I'm in a new hole. I have been for nearly a year now. There have been some ups and [moving] but things have become stable. more or less.

until recently my personal space has been only used for sleeping. a futon on the floor, and two shelving units one half way built the other completed. the complete one small and on the long wall, filled to bursting with boxes, books, art supplies. most things on the shelf so packed in they are hard to get to. the other shelf, much larger, a foot or so shy of the 2 meter and change shorter wall. The larger shelf I had intended since coming to this place to be a work space, but I had wanted a decoupage resin top for the lowest rack. This would be high enough up that i could sit at the shelf and use it as a desk. but I hadn't found time to do it. something was always in the way of doing it. first it was that I needed to get the prints I wanted to use. so eventually I had a magazine printed of the art I've created. once that came I didn't have the glue. and once I had the glue, I had begun working and didn't want to do it on a work day, and then on the weekends I felt I wanted to do it it was raining, and I had to do it outside, because the fumes from the epoxy resin would cause problems in an enclosed space.

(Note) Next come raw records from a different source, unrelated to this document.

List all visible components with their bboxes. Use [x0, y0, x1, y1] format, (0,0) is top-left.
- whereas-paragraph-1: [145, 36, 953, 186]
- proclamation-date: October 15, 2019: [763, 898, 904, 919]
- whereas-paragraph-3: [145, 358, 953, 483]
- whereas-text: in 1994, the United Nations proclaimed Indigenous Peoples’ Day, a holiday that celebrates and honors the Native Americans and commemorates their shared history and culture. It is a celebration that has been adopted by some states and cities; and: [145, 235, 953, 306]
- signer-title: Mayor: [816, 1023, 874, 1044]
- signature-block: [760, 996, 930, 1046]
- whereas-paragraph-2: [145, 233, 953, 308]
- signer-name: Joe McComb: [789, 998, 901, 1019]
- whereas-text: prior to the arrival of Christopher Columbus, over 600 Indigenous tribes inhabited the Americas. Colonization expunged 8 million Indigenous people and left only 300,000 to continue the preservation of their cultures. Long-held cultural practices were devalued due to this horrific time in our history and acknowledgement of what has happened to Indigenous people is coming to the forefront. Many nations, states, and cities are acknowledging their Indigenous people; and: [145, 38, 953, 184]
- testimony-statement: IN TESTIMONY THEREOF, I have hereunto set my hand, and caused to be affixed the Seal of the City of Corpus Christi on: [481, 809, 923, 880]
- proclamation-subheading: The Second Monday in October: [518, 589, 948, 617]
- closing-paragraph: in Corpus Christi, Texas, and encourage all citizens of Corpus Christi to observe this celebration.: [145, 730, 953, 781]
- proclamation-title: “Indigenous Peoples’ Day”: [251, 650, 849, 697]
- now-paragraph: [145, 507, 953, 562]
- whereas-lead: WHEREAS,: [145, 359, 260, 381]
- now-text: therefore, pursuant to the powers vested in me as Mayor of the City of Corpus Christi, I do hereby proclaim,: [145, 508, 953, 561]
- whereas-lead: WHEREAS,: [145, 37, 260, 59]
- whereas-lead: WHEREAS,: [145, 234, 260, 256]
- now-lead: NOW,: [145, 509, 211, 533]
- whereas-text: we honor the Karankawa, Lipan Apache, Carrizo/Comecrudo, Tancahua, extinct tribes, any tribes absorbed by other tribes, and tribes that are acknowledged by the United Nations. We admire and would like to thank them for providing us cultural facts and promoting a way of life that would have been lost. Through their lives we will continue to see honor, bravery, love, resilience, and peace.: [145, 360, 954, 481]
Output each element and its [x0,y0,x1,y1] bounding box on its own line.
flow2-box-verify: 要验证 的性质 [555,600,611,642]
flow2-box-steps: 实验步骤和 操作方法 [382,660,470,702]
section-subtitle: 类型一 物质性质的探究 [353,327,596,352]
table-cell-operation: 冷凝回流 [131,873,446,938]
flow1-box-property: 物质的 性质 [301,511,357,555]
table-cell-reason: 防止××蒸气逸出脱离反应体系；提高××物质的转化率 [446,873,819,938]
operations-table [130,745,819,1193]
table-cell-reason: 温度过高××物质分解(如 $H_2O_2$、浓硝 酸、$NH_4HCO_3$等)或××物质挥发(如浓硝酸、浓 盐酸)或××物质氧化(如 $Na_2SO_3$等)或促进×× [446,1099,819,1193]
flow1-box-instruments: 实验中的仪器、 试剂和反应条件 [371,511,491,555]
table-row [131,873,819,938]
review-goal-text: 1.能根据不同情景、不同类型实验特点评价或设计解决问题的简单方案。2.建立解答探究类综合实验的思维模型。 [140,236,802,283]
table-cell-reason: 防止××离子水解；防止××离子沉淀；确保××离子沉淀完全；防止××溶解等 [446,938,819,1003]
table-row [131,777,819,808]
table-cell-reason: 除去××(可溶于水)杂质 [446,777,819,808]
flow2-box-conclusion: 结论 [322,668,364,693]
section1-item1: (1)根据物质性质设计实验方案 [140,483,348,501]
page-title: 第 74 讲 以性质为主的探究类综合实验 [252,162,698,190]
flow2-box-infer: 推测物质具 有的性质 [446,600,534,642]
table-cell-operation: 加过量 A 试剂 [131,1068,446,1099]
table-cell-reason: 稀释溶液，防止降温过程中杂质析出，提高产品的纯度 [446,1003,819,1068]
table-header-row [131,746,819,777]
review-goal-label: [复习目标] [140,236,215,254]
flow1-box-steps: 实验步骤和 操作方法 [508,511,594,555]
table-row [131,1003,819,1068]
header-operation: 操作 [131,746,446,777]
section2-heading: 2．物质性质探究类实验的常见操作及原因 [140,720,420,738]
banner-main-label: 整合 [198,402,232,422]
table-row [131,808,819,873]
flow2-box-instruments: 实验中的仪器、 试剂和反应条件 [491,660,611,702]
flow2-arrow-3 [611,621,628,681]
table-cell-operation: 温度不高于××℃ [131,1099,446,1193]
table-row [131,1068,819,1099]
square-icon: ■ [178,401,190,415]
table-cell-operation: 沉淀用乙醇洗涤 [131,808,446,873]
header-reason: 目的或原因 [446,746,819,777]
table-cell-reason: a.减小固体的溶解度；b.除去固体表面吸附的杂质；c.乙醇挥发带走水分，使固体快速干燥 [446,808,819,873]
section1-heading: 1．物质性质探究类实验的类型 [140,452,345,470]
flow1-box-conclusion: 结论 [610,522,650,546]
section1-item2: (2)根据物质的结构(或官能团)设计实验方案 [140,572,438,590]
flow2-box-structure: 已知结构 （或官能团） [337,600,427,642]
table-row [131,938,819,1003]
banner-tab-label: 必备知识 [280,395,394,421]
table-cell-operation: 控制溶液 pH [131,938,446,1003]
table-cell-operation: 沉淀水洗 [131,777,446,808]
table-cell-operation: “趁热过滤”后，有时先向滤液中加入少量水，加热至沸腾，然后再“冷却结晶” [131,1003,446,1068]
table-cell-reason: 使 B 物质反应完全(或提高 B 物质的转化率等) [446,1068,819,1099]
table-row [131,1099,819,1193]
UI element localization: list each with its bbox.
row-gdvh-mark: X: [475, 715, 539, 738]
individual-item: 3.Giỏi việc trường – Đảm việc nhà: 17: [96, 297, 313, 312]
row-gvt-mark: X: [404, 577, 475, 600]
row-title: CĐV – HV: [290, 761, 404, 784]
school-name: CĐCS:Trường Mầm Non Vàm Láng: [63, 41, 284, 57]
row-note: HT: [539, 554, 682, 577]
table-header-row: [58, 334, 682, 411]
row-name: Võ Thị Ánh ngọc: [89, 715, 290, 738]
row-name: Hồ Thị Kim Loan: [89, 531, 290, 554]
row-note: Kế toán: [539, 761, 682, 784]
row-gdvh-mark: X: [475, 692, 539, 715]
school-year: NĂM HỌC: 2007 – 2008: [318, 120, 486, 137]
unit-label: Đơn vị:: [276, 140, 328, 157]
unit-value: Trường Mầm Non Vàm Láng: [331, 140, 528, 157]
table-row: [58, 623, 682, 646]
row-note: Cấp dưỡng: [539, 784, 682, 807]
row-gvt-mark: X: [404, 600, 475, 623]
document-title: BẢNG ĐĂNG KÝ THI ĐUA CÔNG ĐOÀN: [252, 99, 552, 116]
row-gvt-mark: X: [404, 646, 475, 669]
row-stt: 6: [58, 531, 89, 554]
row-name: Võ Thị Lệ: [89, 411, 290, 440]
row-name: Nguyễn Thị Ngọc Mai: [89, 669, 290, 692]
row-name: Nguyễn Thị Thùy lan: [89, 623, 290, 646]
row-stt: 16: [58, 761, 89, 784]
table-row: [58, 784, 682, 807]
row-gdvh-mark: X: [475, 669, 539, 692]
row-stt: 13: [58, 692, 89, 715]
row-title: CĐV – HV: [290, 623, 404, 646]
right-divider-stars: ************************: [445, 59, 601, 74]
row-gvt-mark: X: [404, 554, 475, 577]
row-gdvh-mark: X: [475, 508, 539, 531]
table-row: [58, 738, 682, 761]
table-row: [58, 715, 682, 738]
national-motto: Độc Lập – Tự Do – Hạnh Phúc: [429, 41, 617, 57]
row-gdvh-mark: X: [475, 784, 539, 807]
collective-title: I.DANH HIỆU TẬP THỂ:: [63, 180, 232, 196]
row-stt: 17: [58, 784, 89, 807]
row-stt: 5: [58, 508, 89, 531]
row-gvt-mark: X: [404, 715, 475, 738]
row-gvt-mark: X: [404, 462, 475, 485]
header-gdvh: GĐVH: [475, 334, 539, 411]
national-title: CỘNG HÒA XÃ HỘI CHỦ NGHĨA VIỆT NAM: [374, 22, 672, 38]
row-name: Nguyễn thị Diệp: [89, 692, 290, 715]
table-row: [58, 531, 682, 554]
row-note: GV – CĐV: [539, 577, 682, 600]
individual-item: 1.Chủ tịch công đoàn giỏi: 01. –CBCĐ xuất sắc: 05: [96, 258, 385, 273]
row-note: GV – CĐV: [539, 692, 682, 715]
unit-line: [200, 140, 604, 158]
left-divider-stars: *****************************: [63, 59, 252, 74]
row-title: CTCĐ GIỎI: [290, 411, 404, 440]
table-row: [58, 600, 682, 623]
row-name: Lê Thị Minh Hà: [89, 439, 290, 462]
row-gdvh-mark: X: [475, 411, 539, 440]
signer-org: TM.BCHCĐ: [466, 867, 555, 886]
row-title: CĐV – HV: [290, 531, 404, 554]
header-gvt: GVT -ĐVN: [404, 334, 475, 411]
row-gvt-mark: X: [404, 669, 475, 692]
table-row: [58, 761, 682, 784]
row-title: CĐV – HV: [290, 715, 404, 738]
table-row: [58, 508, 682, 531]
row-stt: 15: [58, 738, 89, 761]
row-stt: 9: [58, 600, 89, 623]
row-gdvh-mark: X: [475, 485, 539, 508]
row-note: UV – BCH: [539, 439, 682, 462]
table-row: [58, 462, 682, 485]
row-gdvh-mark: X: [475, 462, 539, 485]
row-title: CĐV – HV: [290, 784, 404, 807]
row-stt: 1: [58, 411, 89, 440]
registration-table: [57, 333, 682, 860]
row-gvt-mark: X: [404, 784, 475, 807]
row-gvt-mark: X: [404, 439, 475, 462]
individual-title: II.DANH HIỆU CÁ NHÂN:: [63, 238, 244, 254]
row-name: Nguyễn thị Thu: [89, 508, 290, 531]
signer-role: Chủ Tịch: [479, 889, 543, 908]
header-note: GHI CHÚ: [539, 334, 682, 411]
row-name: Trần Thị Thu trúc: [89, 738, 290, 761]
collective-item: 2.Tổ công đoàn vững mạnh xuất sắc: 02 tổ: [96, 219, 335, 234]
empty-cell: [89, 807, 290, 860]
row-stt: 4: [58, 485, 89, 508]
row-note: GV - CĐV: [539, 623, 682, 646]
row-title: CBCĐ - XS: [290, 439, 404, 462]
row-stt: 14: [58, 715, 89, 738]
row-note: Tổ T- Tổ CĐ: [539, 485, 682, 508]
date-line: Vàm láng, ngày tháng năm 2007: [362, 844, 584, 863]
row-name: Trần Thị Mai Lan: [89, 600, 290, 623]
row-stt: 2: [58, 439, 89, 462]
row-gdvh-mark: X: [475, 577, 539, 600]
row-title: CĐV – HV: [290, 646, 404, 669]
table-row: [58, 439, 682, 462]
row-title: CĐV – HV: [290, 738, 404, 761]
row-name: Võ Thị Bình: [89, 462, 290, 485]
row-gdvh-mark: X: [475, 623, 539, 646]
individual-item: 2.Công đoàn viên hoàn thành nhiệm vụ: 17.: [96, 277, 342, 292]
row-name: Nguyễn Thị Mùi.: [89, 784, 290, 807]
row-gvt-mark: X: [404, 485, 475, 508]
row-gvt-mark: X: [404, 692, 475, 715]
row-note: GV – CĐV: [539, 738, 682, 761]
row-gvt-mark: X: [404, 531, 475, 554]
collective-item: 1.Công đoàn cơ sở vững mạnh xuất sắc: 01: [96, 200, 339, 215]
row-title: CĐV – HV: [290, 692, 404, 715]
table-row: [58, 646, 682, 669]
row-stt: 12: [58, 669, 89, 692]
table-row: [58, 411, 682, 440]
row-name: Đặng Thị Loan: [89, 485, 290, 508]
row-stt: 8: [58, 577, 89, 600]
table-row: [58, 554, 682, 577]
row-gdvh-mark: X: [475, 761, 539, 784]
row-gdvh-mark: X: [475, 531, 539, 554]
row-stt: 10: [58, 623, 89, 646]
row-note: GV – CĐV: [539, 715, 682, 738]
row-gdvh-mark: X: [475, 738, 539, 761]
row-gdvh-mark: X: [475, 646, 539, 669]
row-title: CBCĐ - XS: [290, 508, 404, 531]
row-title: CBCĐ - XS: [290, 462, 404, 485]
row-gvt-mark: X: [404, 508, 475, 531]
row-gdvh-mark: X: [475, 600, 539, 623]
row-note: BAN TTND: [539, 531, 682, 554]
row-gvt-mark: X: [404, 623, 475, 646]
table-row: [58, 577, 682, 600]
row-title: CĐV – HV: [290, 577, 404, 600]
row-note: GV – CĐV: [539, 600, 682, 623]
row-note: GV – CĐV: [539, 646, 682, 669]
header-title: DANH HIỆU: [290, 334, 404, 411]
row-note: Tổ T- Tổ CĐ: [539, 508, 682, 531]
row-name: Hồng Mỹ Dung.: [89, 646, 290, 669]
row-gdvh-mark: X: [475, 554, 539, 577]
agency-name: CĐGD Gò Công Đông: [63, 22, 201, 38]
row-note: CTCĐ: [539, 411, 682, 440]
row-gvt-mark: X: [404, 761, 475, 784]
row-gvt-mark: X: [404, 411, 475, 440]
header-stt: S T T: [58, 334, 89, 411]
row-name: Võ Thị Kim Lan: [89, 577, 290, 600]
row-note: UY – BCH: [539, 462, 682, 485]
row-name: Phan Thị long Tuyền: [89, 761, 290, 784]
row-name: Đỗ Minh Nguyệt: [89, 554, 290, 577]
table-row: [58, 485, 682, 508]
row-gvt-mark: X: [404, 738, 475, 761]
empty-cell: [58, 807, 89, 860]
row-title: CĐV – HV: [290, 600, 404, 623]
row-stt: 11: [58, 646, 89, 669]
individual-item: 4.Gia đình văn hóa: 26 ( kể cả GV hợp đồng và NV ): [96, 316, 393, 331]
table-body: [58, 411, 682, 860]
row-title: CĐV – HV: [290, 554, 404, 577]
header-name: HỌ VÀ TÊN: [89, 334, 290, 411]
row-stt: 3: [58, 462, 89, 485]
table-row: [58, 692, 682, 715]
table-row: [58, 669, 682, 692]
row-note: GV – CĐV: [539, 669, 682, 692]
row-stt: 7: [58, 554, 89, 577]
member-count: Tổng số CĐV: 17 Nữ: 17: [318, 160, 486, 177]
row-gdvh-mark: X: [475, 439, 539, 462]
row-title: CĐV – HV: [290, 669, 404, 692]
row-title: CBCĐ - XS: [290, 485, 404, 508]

Finally tho, I got around to it. I wouldn't say it turned out perfect but it did turn out. I think it looks good, and more importantly it's a nice hard flat surface I can use as a desktop, unlike the mdf board which is slightly too soft and textured. Finishing the desk surface meant needing to finish building the shelf. So I did that, and doing that meant I had much more desk space available. So I could reorganize all of my art stuff. I wanted to keep this shelf mostly for the art supplies. My inks, papers, brushes, pens, pencils, paints, needles, threads, and my thinkpad. For lighting on the bottom shelf I use two A5 light boards which I attached to the underside of the shelf above the lowest one. these can be turned off or on completely with a powered USB hub, or individually controlled individually through their touch controls. They produce a very diffuse and bright clean white light.

Since completeing this, it's been about a week or two. Time is hard to keep track of. But it's a bit harder to use this setup than I had expected. I'm not used to sitting on the floor. I do have a folding floor chair, which does help but because the chair doesn't go past vertical without releasing and falling all the way down, I need to set it to as vertical as it goes and then put a pillow behind my back to add a bit more support. It works but not as well as I'd like. More importantly my legs grow numb over time. I suspect this would become less of a problem as I become accustomed to using it. But maybe I am past the point where my body can learn to adapt to such changes? I don't want to believe there is such a thing however.

I feel (perhaps without any basis) that the human body is able to continue to adapt and learn until it dies. But the minds of people are generally lazy and don't push against the bodies desire to do what is easy and convinient, because of that there is a trend to push the body to do less and less until it can do nothing at all. I wouldn't say im any different, I am generally quite lazy, and rarely will push against my inclination to not do certian things. I don't stretch myself generally. either in the literal nor in the metaphorical senses.

But I do find myself in this new situation. A new hole. And I must fill it.